Pünktlich zum siebzigsten Geburtstag von Tom Waits erscheint mit „Come On Up To The House“ ein Tribute-Album, das seine Songs in ein neues Licht rückt. Ausschließlich Sängerinnen interpretieren Waits Kompositionen, wodurch sie einen gänzlich veränderten Anstrich bekommen. Während die Veröffentlichungen von Waits sicherlich nicht in den musikalischen Kernbereich von SoS fallen, liegt die Hommage an den Altmeister genau auf der Americana- beziehungsweise Alternative Country-Schiene.

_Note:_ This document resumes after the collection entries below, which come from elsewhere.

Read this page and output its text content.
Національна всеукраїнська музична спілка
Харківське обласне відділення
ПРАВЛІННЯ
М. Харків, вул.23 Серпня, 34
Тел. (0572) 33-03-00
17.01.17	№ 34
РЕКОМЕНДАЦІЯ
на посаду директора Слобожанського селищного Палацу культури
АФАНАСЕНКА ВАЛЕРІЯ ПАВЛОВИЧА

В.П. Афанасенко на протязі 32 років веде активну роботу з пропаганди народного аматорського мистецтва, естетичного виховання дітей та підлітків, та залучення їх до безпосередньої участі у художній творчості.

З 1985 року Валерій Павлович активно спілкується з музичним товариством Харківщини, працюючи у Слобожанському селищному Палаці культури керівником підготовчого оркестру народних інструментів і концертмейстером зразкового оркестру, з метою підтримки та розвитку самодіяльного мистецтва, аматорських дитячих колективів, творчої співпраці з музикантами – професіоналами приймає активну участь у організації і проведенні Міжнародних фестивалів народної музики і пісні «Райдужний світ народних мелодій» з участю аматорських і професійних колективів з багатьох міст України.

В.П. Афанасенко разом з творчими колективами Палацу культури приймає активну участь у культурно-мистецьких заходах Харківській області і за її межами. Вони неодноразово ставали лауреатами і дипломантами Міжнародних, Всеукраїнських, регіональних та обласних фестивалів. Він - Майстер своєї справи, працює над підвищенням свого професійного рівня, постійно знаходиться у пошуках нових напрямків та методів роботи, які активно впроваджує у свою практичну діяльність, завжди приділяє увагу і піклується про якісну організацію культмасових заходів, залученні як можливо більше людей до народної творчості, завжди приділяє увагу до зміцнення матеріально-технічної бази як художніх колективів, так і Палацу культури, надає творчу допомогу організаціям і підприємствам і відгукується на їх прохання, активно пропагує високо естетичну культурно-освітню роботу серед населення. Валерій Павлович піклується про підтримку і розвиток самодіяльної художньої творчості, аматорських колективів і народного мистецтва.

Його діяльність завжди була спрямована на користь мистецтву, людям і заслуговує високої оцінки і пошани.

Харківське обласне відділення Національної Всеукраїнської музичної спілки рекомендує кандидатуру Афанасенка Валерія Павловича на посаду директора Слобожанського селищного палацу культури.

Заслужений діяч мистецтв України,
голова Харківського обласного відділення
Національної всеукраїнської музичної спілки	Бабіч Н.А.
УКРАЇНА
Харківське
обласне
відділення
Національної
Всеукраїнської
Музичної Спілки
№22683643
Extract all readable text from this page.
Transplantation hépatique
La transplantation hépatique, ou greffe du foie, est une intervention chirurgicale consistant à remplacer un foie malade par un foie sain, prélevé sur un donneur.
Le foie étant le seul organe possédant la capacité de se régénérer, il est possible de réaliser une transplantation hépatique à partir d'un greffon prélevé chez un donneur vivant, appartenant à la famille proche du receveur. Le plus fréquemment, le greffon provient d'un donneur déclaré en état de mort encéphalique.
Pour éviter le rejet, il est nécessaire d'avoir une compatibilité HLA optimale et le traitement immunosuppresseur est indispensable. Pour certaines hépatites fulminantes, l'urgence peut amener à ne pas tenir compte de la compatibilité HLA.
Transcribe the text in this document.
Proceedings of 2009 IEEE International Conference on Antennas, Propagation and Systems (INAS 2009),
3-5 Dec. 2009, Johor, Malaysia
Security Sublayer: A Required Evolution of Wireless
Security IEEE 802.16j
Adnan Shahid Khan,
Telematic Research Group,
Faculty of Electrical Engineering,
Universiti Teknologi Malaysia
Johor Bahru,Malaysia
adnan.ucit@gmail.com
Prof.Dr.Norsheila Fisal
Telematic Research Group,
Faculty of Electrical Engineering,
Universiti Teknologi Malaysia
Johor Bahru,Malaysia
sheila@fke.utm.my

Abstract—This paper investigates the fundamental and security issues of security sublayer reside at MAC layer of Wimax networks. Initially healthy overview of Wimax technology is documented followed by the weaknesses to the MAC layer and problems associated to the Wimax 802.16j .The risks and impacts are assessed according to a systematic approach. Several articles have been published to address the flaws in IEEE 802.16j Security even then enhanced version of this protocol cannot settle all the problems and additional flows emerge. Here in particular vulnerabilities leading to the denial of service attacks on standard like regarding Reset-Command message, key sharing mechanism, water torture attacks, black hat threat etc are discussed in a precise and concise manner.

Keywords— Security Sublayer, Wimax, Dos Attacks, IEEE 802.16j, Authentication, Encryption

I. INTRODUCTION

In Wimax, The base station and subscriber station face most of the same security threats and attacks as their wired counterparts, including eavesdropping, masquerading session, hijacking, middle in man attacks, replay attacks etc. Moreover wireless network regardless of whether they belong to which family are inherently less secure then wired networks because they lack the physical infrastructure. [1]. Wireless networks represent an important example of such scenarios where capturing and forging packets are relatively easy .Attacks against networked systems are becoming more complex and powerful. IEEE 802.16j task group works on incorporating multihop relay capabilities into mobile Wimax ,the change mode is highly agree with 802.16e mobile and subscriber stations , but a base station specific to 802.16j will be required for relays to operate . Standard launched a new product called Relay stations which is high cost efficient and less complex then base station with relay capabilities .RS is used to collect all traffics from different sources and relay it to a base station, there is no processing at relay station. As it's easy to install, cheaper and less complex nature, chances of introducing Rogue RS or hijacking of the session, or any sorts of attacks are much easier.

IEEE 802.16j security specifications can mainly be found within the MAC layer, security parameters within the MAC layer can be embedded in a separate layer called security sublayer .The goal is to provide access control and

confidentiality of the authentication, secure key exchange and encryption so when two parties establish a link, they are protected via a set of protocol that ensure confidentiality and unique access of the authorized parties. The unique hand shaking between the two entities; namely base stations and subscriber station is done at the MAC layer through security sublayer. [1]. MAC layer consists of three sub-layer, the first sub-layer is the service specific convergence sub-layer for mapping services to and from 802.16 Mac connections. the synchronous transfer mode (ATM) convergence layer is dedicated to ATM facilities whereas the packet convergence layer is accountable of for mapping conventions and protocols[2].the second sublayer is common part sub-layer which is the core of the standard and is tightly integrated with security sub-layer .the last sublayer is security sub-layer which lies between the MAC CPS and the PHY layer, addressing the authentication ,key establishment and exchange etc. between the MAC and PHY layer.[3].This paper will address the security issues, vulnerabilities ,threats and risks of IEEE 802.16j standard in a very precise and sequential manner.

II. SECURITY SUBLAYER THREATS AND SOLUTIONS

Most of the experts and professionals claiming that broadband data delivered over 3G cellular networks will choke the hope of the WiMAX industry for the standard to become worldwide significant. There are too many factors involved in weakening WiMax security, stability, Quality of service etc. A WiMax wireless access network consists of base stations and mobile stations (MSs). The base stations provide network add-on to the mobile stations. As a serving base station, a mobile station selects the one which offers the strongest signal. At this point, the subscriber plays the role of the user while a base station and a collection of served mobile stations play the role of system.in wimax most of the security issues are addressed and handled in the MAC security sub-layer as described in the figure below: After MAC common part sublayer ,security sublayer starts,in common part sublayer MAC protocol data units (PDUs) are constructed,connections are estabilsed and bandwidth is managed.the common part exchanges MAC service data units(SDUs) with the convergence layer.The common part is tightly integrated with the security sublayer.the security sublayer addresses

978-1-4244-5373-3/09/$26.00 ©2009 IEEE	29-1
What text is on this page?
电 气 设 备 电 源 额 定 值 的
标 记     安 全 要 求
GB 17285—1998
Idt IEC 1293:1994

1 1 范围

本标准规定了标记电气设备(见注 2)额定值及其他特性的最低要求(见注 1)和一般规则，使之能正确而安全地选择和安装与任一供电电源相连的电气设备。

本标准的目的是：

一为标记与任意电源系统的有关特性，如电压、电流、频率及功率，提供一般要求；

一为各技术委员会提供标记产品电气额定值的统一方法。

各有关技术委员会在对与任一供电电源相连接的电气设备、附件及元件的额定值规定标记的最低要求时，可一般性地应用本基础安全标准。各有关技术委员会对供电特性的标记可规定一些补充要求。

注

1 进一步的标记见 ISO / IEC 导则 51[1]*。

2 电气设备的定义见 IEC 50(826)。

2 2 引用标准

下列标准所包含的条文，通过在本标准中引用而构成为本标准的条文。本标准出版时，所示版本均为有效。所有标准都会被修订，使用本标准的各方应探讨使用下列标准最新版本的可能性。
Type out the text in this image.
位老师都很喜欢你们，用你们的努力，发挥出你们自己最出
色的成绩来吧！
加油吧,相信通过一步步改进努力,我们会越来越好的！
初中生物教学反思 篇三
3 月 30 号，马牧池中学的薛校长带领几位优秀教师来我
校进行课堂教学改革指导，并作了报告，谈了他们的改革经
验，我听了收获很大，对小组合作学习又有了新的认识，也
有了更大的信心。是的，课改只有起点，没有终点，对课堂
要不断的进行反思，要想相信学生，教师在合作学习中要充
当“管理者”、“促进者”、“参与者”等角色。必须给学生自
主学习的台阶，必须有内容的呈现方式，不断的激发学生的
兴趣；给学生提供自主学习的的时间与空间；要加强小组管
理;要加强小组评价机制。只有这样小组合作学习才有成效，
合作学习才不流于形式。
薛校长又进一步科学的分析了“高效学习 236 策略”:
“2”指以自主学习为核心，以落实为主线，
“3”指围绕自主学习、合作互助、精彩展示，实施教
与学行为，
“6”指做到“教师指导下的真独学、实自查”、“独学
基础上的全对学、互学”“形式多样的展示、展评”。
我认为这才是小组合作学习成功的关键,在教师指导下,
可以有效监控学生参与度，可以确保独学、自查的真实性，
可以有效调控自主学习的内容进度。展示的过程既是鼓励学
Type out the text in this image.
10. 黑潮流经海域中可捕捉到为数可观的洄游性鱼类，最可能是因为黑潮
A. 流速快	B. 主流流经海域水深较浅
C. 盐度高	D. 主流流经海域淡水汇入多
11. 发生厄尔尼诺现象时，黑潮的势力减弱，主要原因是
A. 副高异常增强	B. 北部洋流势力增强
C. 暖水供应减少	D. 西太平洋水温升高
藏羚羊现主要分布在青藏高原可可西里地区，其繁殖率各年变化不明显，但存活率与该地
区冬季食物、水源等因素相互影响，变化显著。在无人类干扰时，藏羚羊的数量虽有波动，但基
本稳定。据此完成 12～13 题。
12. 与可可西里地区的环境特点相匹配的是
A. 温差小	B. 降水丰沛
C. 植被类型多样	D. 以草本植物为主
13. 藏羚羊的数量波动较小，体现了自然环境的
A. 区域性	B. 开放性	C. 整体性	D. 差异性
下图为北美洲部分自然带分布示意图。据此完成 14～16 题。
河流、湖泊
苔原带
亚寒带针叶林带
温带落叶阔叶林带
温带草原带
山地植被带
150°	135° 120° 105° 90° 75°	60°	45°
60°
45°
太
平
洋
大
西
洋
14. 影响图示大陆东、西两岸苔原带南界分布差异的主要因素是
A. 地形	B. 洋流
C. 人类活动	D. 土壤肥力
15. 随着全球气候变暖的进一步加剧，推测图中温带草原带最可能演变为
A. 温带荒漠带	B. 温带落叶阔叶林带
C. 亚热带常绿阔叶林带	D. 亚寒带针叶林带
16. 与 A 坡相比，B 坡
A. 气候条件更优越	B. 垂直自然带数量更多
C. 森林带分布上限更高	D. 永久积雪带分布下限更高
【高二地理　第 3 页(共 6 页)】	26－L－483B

Waits‘ markante Stimme drückt seinem Werk einen unverkennbaren Stempel auf und sichert dessen unmittelbaren Wiedererkennungswert. Seine Platten sperren sich gegen einfache Genrezuordnungen und oftmals überrascht er dadurch, dass er unerwartete Register zieht. Damit polarisiert Waits auch: Entweder mag man seine Musik oder nicht. Es gibt kaum ein Dazwischen.

Ich habe ein gespaltenes Verhältnis zur Musik von Waits. Einige Stücke – zum Beispiel das leider nicht auf der Compilation vertretene „In The Neighborhood“ – finde ich ziemlich beeindruckend, andere unheimlich anstrengend.

Als Produzenten für „Come On Up to The House“ fungierte Warren Zanes, der mit der Musik von Tom Waits quasi aufgewachsen ist. In ausführlichen Liner Notes stellt er seinen persönlichen Bezug zu den Klangsphären von Waits dar und gibt Einblicke in die Entstehung des Samplers.

Mit der Vorgabe, dass nur Frauen die Titel singen, ging Zanes auf die Suche nach Interpretinnen. Sehr früh gewann er Aimee Mann („Hold On“) für das Projekt und viele bekannte Damen aus der Country- und Americana-Ecke schlossen sich an. Zanes versuchte zwar, einige schnellere oder experimentellere Songs auf der Scheibe unterzubringen, da er aber den Künstlerinnen freie Hand bei der Auswahl lies, finden sich nun ausschließlich Balladen auf dem Resultat.

Es wundert daher auch nicht, dass neue Versionen von bereits erfolgreich gecoverten Stücken vertreten sind. „Ol‘ 55“ (The Eagles) wird von den Schwestern Shelby Lynne und Alison Moorer, „Jersey Girl“ (Bruce Springsteen) von Corinne Bailey Rae sowie „Downtown Train“ (Rod Stewart) von Courtney Marie Andrews performt. Die Neueinspielungen unterscheiden sich sowohl vom Original als auch von den vorherigen Covern. Mit ihren ruhigen Americana-Tönen fügen sie sich in die Atmosphäre des Tribute-Albums nahtlos ein.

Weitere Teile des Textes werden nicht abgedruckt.